Mayla Wedekind and Josea Surfwear share a love of the sea, but also a long-standing friendship. Mayla joined Josea as a team rider in 2017 while she was living in Bali and enjoying the surfing lifestyle. When Mayla returned to Germany, their friendship grew stronger through shared travels and surf trips. Therefore, we are super proud to announce to our community that Mayla released her autobiography "Das Meer, die Welle und ich" at the beginning of April. Currently, it is only available in German. After taking a first look inside, we are thrilled.
"Courage pays off if you keep an open mind."
In her book Mayla, a native of Plön (a small city in northern Germany), describes her deep love and passion for the sea and water. She shares with her readers the lessons she has learned from surfing and what the ocean has taught her, as well as her fears and the frustrations that drive her. She courageously faces challenges and refuses to be discouraged.
"With fierce determination, I threw myself into the study of the ocean and learnt more and more about surfing and the sea."
“Mit wilder Entschlossenheit stürzte ich mich in das Studium des Ozeans und lernte immer mehr über das Wellenreiten und das Meer.”
Mayla first learnt to surf in Australia and then moved to Bali for several years, where she wholeheartedly dedicated herself to the ocean and surfing. When Mayla took a break due to illness, she enrolled on a distance learning psychology program.
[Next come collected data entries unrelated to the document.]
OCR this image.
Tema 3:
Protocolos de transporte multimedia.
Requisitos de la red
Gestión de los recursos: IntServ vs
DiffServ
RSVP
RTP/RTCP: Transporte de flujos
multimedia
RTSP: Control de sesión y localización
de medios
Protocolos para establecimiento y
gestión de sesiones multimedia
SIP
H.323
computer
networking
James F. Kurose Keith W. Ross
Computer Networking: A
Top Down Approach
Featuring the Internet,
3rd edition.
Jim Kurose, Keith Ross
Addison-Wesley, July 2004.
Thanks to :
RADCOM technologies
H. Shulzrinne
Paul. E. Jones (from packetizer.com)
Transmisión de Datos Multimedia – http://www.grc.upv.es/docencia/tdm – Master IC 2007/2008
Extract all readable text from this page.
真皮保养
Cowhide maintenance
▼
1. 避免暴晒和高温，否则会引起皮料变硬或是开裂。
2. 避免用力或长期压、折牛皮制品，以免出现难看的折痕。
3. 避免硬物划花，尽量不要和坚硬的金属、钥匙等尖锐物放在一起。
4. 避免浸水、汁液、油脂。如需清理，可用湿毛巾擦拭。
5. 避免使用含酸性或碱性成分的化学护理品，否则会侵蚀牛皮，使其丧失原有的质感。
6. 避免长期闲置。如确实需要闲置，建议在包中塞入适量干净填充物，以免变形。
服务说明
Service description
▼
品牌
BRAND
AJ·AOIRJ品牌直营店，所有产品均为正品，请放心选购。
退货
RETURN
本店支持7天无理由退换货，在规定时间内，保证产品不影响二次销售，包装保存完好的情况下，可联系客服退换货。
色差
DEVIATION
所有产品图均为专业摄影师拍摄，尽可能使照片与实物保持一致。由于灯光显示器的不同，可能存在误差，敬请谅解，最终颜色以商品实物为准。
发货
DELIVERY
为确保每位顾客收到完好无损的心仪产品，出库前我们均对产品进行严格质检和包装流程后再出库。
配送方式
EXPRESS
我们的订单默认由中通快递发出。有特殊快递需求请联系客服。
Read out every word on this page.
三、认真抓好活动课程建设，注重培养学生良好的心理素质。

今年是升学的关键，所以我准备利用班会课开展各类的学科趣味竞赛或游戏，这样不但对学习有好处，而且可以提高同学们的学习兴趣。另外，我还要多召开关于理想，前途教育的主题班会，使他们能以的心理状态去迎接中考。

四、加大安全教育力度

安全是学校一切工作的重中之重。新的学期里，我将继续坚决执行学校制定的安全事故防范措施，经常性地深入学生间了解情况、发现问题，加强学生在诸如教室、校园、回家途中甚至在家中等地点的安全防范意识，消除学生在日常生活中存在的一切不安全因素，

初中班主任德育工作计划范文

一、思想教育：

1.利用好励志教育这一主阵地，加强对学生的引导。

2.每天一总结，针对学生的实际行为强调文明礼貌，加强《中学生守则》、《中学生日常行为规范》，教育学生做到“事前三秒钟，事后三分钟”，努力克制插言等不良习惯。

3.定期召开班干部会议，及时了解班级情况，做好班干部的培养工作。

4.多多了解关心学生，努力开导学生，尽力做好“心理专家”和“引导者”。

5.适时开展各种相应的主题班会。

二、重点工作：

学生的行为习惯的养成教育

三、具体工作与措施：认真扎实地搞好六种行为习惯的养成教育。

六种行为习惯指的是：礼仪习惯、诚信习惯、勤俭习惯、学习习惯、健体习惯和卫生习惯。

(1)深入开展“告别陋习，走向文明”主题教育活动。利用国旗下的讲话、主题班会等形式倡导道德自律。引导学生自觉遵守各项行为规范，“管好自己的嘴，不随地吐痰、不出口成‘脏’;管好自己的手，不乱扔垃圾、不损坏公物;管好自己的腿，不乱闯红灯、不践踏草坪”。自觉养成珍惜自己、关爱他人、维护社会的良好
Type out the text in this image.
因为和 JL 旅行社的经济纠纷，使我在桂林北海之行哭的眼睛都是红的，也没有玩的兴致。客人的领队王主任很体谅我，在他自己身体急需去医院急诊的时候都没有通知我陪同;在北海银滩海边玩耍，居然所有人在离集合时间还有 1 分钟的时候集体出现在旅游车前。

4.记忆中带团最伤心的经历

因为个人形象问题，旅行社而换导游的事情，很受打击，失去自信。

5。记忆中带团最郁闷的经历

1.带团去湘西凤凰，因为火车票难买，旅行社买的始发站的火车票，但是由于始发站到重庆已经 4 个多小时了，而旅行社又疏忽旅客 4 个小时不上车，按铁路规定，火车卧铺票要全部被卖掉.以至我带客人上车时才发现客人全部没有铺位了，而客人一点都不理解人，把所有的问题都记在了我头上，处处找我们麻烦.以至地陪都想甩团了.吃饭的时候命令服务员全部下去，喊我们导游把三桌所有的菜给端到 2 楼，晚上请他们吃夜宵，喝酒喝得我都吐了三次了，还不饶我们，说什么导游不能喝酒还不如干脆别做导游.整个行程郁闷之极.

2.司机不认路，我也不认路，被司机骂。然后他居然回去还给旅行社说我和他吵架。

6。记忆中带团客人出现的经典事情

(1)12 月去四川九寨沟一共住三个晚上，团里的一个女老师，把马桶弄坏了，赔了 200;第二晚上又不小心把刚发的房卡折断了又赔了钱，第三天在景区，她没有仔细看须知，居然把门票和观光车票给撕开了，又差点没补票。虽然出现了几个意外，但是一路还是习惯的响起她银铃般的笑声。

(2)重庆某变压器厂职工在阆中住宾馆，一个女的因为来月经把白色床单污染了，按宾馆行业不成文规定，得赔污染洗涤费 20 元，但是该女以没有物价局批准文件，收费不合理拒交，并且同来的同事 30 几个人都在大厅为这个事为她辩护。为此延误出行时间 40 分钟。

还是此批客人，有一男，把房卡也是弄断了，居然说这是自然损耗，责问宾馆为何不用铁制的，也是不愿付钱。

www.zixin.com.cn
While studying consumed much of her time, surfing provided the physical balance she needed.
"Focusing on your fears instead of what you want to achieve in life only leads to insecurity. Following your gut feeling, opening up and facing insecurities with courage allows you to break new ground."
Through her book, Mayla succeeds in sharing her enthusiasm for the sea and inspires with her insights. With small exercises at the end of each chapter, she invites readers to reflect on themselves. Even a glance at her book makes you want more. To read more from her and to find more courage.
"There is something indomitable, strong and at the same time calming about the sea. It is magical. Feeling this energy while surfing is almost addictive."